De nos jours, la simulation numérique est devenue une étape incontournable dans les chaînes de conception industrielles pour aider à la compréhension des mécanismes physiques mis en jeu. C’est une approche qui permet à l’ingénieur ou au chercheur d’analyser des phénomènes qui, par leur complexité, échappent au calcul traditionnel. Le grand intérêt pour cette discipline fait que les outils mathématiques et numériques sont omniprésents dans les processus de fabrication au sein des entreprises pour le maintien de leur compétitivité (des produits conçus plus vite, de meilleure qualité et moins cher). Pour la mise en forme des matériaux en particulier, la modélisation numérique occupe aujourd’hui une place importante dans la réalisation de produits répondant à des critères de haute qualité et de prix compétitifs, sur le marché européen comme international.
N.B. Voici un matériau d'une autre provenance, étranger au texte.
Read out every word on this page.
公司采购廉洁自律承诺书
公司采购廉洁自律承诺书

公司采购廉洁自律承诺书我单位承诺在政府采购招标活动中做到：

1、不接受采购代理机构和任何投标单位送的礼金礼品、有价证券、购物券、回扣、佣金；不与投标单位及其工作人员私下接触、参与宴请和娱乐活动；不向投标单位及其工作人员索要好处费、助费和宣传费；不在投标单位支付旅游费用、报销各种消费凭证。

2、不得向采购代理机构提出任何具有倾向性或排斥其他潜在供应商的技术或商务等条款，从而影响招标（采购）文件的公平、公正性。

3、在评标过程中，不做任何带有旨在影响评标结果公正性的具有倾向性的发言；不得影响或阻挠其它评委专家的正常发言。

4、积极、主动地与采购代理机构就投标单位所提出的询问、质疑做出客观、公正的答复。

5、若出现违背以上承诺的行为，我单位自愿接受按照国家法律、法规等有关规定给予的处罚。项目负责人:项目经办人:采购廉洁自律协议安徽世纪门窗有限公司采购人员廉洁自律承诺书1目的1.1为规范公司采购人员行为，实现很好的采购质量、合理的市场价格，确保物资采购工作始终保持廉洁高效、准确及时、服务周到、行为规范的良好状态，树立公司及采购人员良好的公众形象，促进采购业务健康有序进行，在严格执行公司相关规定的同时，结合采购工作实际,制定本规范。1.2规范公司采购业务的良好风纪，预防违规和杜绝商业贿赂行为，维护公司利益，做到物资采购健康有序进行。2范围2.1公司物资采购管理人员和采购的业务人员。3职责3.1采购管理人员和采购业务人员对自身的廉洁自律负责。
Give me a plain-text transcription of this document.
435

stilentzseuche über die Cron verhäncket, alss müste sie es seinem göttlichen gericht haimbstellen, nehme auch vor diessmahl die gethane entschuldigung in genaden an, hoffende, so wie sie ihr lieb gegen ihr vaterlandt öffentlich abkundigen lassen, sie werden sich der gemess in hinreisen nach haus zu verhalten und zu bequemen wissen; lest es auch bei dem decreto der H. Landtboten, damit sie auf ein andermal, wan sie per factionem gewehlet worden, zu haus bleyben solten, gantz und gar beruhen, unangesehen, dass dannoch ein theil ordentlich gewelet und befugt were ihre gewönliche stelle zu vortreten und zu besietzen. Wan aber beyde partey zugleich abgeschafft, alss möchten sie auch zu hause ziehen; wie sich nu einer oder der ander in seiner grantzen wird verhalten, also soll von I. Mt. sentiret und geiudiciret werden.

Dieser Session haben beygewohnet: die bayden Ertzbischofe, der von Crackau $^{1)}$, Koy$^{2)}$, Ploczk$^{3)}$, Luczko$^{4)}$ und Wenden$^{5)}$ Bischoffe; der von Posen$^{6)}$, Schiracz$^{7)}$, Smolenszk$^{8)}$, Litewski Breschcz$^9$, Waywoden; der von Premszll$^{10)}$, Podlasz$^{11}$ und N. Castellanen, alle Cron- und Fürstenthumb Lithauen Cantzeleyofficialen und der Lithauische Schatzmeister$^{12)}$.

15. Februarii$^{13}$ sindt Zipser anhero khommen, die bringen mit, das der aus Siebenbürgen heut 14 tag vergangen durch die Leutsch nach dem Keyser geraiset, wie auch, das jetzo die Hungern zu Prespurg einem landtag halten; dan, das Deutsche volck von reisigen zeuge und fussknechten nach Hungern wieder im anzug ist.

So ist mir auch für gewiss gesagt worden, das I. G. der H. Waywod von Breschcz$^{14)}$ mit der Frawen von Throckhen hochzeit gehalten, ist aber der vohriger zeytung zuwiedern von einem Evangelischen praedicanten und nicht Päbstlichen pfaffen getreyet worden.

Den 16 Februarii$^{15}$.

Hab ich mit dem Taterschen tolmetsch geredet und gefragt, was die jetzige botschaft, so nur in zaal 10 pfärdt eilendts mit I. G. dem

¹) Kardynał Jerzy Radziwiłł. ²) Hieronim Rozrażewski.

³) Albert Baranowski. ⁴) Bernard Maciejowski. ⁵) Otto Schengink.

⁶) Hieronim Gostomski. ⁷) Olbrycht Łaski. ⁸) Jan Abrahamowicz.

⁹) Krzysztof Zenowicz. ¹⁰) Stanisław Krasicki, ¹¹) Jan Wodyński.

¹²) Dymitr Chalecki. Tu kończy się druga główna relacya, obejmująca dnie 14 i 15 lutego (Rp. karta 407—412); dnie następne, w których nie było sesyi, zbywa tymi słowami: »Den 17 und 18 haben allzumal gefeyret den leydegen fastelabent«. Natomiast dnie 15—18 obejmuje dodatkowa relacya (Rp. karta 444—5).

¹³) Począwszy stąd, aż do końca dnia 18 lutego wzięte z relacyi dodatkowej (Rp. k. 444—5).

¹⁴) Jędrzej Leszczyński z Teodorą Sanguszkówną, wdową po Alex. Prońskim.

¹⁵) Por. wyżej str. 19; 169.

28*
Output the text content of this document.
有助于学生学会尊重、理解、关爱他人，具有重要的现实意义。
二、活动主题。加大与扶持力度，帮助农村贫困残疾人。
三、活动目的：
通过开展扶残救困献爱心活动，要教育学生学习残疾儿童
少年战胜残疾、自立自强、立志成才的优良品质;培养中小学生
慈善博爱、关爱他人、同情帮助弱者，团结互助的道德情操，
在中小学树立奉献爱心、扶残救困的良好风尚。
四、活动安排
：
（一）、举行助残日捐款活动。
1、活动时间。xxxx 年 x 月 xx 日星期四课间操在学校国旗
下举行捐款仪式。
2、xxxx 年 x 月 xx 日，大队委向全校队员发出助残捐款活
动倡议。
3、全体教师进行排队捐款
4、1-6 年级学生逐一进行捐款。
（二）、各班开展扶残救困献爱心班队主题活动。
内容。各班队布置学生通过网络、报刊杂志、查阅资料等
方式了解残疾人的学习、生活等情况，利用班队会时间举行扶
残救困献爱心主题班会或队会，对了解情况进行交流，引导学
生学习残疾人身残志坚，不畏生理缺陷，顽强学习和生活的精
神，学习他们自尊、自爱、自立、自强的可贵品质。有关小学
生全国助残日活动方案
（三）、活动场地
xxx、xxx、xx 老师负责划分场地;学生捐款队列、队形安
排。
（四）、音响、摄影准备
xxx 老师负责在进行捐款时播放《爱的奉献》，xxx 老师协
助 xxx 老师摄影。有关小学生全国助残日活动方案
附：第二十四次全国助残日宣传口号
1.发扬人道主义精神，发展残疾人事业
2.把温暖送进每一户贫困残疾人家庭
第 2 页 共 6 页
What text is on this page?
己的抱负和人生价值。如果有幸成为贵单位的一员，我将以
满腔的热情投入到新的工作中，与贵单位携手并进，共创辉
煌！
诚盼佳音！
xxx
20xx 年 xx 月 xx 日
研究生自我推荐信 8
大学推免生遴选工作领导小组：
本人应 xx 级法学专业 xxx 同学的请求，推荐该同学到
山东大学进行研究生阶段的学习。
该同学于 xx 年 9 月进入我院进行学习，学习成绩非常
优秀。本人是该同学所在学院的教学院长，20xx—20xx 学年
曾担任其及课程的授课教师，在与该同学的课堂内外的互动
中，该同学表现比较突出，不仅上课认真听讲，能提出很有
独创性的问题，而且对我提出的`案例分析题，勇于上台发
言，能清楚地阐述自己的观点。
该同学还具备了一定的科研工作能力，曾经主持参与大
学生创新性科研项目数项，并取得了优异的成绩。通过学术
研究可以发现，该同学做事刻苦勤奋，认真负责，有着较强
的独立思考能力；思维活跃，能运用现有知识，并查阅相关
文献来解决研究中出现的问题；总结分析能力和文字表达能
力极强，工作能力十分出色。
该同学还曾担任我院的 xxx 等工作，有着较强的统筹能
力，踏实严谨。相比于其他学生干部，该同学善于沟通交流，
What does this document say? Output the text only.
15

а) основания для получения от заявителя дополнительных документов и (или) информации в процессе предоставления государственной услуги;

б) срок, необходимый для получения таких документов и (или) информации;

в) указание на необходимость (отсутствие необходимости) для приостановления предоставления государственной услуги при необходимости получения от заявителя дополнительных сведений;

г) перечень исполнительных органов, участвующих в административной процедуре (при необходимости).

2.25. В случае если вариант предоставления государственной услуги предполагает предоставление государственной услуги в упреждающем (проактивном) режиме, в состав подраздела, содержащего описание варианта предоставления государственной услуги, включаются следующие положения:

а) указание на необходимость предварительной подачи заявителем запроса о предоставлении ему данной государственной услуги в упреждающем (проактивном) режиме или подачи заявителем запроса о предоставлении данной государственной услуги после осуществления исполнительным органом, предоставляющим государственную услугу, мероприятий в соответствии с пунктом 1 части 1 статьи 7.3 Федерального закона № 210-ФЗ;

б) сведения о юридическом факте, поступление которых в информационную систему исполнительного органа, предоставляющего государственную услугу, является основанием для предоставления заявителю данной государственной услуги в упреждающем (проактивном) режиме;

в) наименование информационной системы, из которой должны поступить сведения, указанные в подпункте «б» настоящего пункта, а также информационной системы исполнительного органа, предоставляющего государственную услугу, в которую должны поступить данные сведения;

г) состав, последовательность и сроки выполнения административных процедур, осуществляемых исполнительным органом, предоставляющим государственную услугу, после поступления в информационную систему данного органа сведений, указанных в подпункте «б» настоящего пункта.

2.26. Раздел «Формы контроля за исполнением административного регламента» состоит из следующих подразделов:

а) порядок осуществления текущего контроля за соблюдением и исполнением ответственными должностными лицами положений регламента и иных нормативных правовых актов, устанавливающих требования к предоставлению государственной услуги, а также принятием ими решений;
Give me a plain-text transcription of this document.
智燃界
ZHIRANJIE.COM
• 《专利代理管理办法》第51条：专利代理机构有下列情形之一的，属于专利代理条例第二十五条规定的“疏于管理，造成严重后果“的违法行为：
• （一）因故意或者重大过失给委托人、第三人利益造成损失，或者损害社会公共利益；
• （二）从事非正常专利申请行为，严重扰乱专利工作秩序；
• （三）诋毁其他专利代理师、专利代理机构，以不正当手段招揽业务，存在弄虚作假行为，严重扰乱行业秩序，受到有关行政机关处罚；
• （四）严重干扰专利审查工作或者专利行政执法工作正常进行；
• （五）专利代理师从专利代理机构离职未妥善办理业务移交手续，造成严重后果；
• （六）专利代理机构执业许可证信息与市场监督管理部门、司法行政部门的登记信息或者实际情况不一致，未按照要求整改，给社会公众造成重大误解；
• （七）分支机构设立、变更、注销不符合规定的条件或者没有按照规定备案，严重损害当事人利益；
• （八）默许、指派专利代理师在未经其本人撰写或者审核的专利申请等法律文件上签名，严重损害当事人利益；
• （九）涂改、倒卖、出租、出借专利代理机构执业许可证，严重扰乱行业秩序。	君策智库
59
Vu les nombreux enjeux (économiques et scientifiques) que représentent la recherche et le développement industriel dans ce domaine, de nombreux projets sont régulièrement mis en œuvre pour améliorer l’efficacité des moyens de modélisation des procédés reposant sur des mécanismes plus ou moins complexes. Malgré les nombreux progrès réalisés dans ce domaine, il existe aujourd’hui une gamme de procédés dont la simulation numérique n’est toujours pas fiable et pose des problèmes. On les appelle ici les procédés à faible zone de contact.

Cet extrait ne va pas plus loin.